My husbands mom and sister are seriously over spending on our baby and is making my husband and I uncomfortable. Neither of them can really afford to go over board- his sister is 18 and his mother is raising a 4 year old. They often complain about money and making ends meet. His sister often asks my husband for money and we often pick up the tab for his brother (birthday parties, gifts, out of town trips). We've asked them politely several times to cut back- "we have a small house" "we have a lot of 2nd hand stuff comting our way"- but they will not. His mom booked maternity photos for us and taken over the decorations for the baby shower. I'm afraid that at some point they are going to over spend and ask us to pick up the tab and I'm starting to get frustrated that they do always count on us to do that. So much of what they are buying is unnecessary stuff that we don't want and I feel guilty taking it. I've asked my husband to say something- but he says there is no point- they will do what they want. I'm not sure what else to do to get them to slow down
Re: Family will not stop overspending
However, I would also be concerned if they were to turn right around and ask for money. If they did ask for money I would politely suggest that they perhaps return some of those baby items that you do not really need instead of borrowing from you all. (After all, you have to save up for baby!)
DS2 due 12/12/18
Perhaps keep the things you don't need in the boxes and give it back when they need money. Then they can return the things.

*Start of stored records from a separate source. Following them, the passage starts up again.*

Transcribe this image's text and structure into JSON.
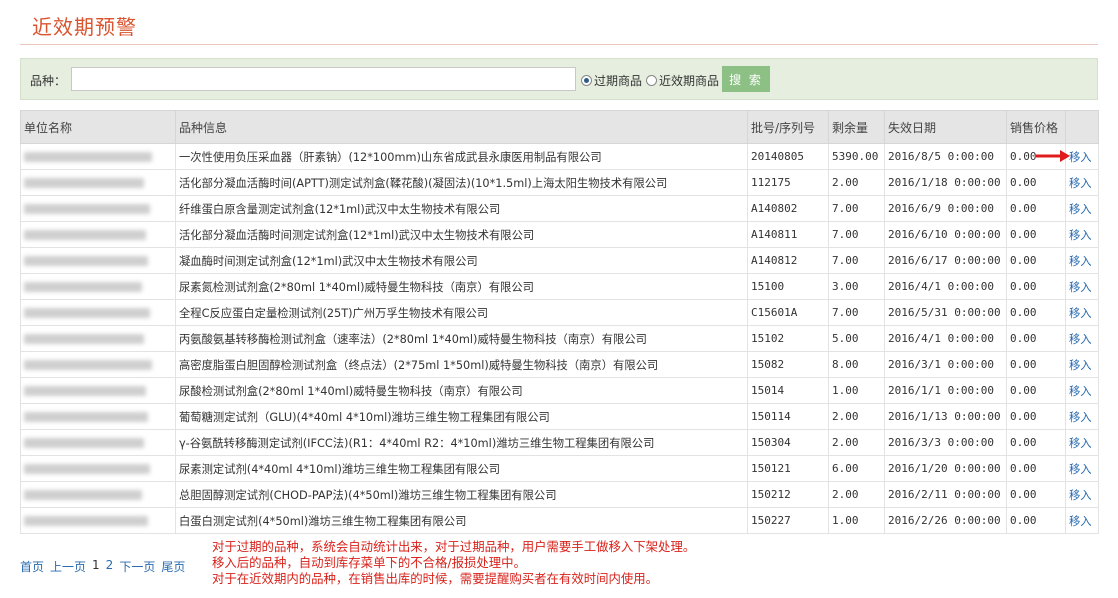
{
  "page": {
    "title": "近效期预警"
  },
  "search": {
    "label": "品种：",
    "value": "",
    "placeholder": "",
    "radio_expired": "过期商品",
    "radio_near": "近效期商品",
    "button": "搜 索",
    "selected": "过期商品"
  },
  "table": {
    "headers": [
      "单位名称",
      "品种信息",
      "批号/序列号",
      "剩余量",
      "失效日期",
      "销售价格",
      ""
    ],
    "rows": [
      {
        "product": "一次性使用负压采血器（肝素钠）(12*100mm)山东省成武县永康医用制品有限公司",
        "batch": "20140805",
        "qty": "5390.00",
        "expiry": "2016/8/5 0:00:00",
        "price": "0.00",
        "action": "移入"
      },
      {
        "product": "活化部分凝血活酶时间(APTT)测定试剂盒(鞣花酸)(凝固法)(10*1.5ml)上海太阳生物技术有限公司",
        "batch": "112175",
        "qty": "2.00",
        "expiry": "2016/1/18 0:00:00",
        "price": "0.00",
        "action": "移入"
      },
      {
        "product": "纤维蛋白原含量测定试剂盒(12*1ml)武汉中太生物技术有限公司",
        "batch": "A140802",
        "qty": "7.00",
        "expiry": "2016/6/9 0:00:00",
        "price": "0.00",
        "action": "移入"
      },
      {
        "product": "活化部分凝血活酶时间测定试剂盒(12*1ml)武汉中太生物技术有限公司",
        "batch": "A140811",
        "qty": "7.00",
        "expiry": "2016/6/10 0:00:00",
        "price": "0.00",
        "action": "移入"
      },
      {
        "product": "凝血酶时间测定试剂盒(12*1ml)武汉中太生物技术有限公司",
        "batch": "A140812",
        "qty": "7.00",
        "expiry": "2016/6/17 0:00:00",
        "price": "0.00",
        "action": "移入"
      },
      {
        "product": "尿素氮检测试剂盒(2*80ml 1*40ml)威特曼生物科技（南京）有限公司",
        "batch": "15100",
        "qty": "3.00",
        "expiry": "2016/4/1 0:00:00",
        "price": "0.00",
        "action": "移入"
      },
      {
        "product": "全程C反应蛋白定量检测试剂(25T)广州万孚生物技术有限公司",
        "batch": "C15601A",
        "qty": "7.00",
        "expiry": "2016/5/31 0:00:00",
        "price": "0.00",
        "action": "移入"
      },
      {
        "product": "丙氨酸氨基转移酶检测试剂盒（速率法）(2*80ml 1*40ml)威特曼生物科技（南京）有限公司",
        "batch": "15102",
        "qty": "5.00",
        "expiry": "2016/4/1 0:00:00",
        "price": "0.00",
        "action": "移入"
      },
      {
        "product": "高密度脂蛋白胆固醇检测试剂盒（终点法）(2*75ml 1*50ml)威特曼生物科技（南京）有限公司",
        "batch": "15082",
        "qty": "8.00",
        "expiry": "2016/3/1 0:00:00",
        "price": "0.00",
        "action": "移入"
      },
      {
        "product": "尿酸检测试剂盒(2*80ml 1*40ml)威特曼生物科技（南京）有限公司",
        "batch": "15014",
        "qty": "1.00",
        "expiry": "2016/1/1 0:00:00",
        "price": "0.00",
        "action": "移入"
      },
      {
        "product": "葡萄糖测定试剂（GLU)(4*40ml 4*10ml)潍坊三维生物工程集团有限公司",
        "batch": "150114",
        "qty": "2.00",
        "expiry": "2016/1/13 0:00:00",
        "price": "0.00",
        "action": "移入"
      },
      {
        "product": "γ-谷氨酰转移酶测定试剂(IFCC法)(R1：4*40ml R2：4*10ml)潍坊三维生物工程集团有限公司",
        "batch": "150304",
        "qty": "2.00",
        "expiry": "2016/3/3 0:00:00",
        "price": "0.00",
        "action": "移入"
      },
      {
        "product": "尿素测定试剂(4*40ml 4*10ml)潍坊三维生物工程集团有限公司",
        "batch": "150121",
        "qty": "6.00",
        "expiry": "2016/1/20 0:00:00",
        "price": "0.00",
        "action": "移入"
      },
      {
        "product": "总胆固醇测定试剂(CHOD-PAP法)(4*50ml)潍坊三维生物工程集团有限公司",
        "batch": "150212",
        "qty": "2.00",
        "expiry": "2016/2/11 0:00:00",
        "price": "0.00",
        "action": "移入"
      },
      {
        "product": "白蛋白测定试剂(4*50ml)潍坊三维生物工程集团有限公司",
        "batch": "150227",
        "qty": "1.00",
        "expiry": "2016/2/26 0:00:00",
        "price": "0.00",
        "action": "移入"
      }
    ]
  },
  "pager": {
    "first": "首页",
    "prev": "上一页",
    "page1": "1",
    "page2": "2",
    "next": "下一页",
    "last": "尾页"
  },
  "notes": [
    "对于过期的品种，系统会自动统计出来，对于过期品种，用户需要手工做移入下架处理。",
    "移入后的品种，自动到库存菜单下的不合格/报损处理中。",
    "对于在近效期内的品种，在销售出库的时候，需要提醒购买者在有效时间内使用。"
  ]
}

This. If they know that they can spend whatever they want and then just count on you to pick up the difference, they will never stop doing that. You have to stop bailing them out of their poor decisions. If they ask you for money, give them a gift to return. Eventually they'll get the hint.

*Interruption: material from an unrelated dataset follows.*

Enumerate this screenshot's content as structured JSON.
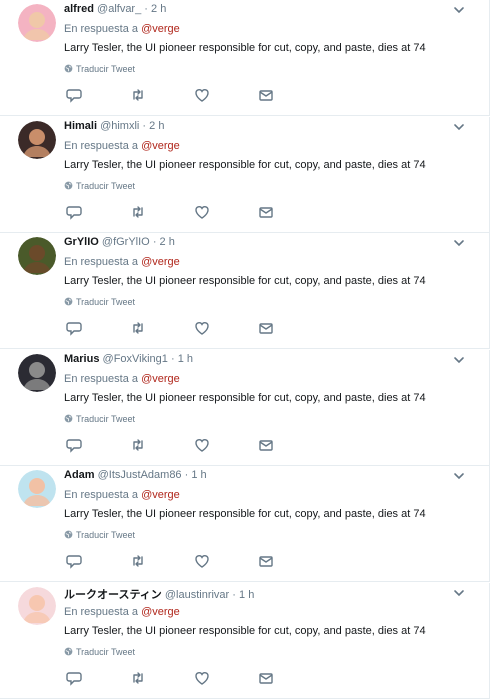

More importantly though, you need to convince your husband that he doesn't need to keep bailing them out - they're his family. If he's not willing to say no to them, you have bigger problems than their overspending.

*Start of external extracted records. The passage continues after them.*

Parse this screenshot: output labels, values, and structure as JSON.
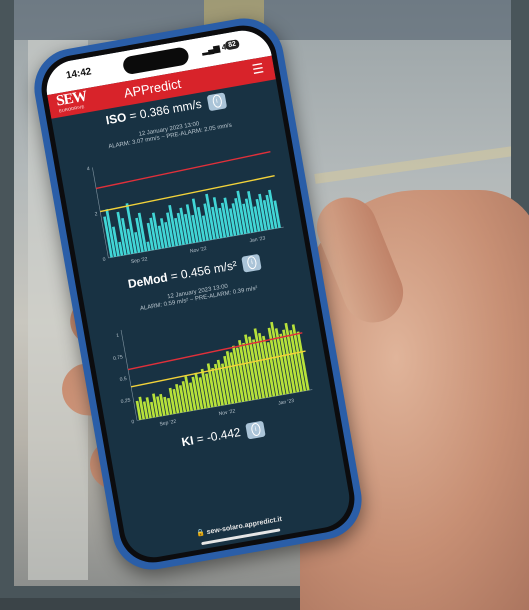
{
  "statusbar": {
    "time": "14:42",
    "signal": "4G",
    "battery": "82"
  },
  "app": {
    "logo_text": "SEW",
    "logo_sub": "EURODRIVE",
    "title": "APPredict",
    "menu_icon": "hamburger-icon"
  },
  "metrics": [
    {
      "label": "ISO",
      "value_text": " = 0.386 mm/s",
      "date": "12 January 2023 13:00",
      "alarm": "ALARM: 3.07 mm/s ~ PRE-ALARM: 2.05 mm/s",
      "color": "#41d6d6"
    },
    {
      "label": "DeMod",
      "value_text": " = 0.456 m/s²",
      "date": "12 January 2023 13:00",
      "alarm": "ALARM: 0.59 m/s² ~ PRE-ALARM: 0.39 m/s²",
      "color": "#b7e23a"
    },
    {
      "label": "KI",
      "value_text": " = -0.442"
    }
  ],
  "url": "sew-solaro.appredict.it",
  "chart_data": [
    {
      "type": "bar",
      "x": [
        "Sep '22",
        "Nov '22",
        "Jan '23"
      ],
      "y_ticks": [
        "0",
        "2",
        "4"
      ],
      "ylim": [
        0,
        4
      ],
      "alarm": 3.07,
      "pre_alarm": 2.05,
      "values": [
        1.8,
        2.1,
        1.3,
        0.6,
        1.9,
        1.6,
        1.1,
        2.2,
        0.9,
        1.5,
        1.7,
        0.4,
        1.2,
        1.4,
        1.6,
        1.0,
        1.3,
        1.1,
        1.5,
        1.8,
        1.2,
        1.4,
        1.6,
        1.3,
        1.7,
        1.2,
        1.9,
        1.5,
        1.1,
        1.6,
        2.0,
        1.4,
        1.8,
        1.3,
        1.5,
        1.7,
        1.2,
        1.4,
        1.6,
        1.9,
        1.3,
        1.5,
        1.8,
        1.1,
        1.4,
        1.6,
        1.3,
        1.5,
        1.7,
        1.2
      ]
    },
    {
      "type": "bar",
      "x": [
        "Sep '22",
        "Nov '22",
        "Jan '23"
      ],
      "y_ticks": [
        "0",
        "0.25",
        "0.5",
        "0.75",
        "1"
      ],
      "ylim": [
        0,
        1.05
      ],
      "alarm": 0.59,
      "pre_alarm": 0.39,
      "values": [
        0.22,
        0.26,
        0.2,
        0.24,
        0.18,
        0.27,
        0.23,
        0.25,
        0.21,
        0.19,
        0.3,
        0.28,
        0.33,
        0.31,
        0.35,
        0.4,
        0.32,
        0.38,
        0.42,
        0.36,
        0.45,
        0.39,
        0.5,
        0.44,
        0.48,
        0.52,
        0.47,
        0.55,
        0.6,
        0.58,
        0.65,
        0.62,
        0.7,
        0.66,
        0.75,
        0.72,
        0.68,
        0.8,
        0.74,
        0.7,
        0.62,
        0.78,
        0.84,
        0.76,
        0.69,
        0.73,
        0.8,
        0.71,
        0.77,
        0.68
      ]
    }
  ]
}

My mother was like this when I was pregnant with my first. They would constantly complain about money, but every time we saw them they had something new for the baby. For the first few weeks I passed it off as excitement, but when it started to get excessive I shut it down - I thanked her for her thoughtfulness, but didn't accept any more gifts. With this pregnancy she tried to start it up again, and I shut it straight back down. She still buys an excessive amount of crap, but at least she keeps it at her own house now, and I have pointed out to her that she could sell the majority of that stuff to get some extra money whenever she complains about that.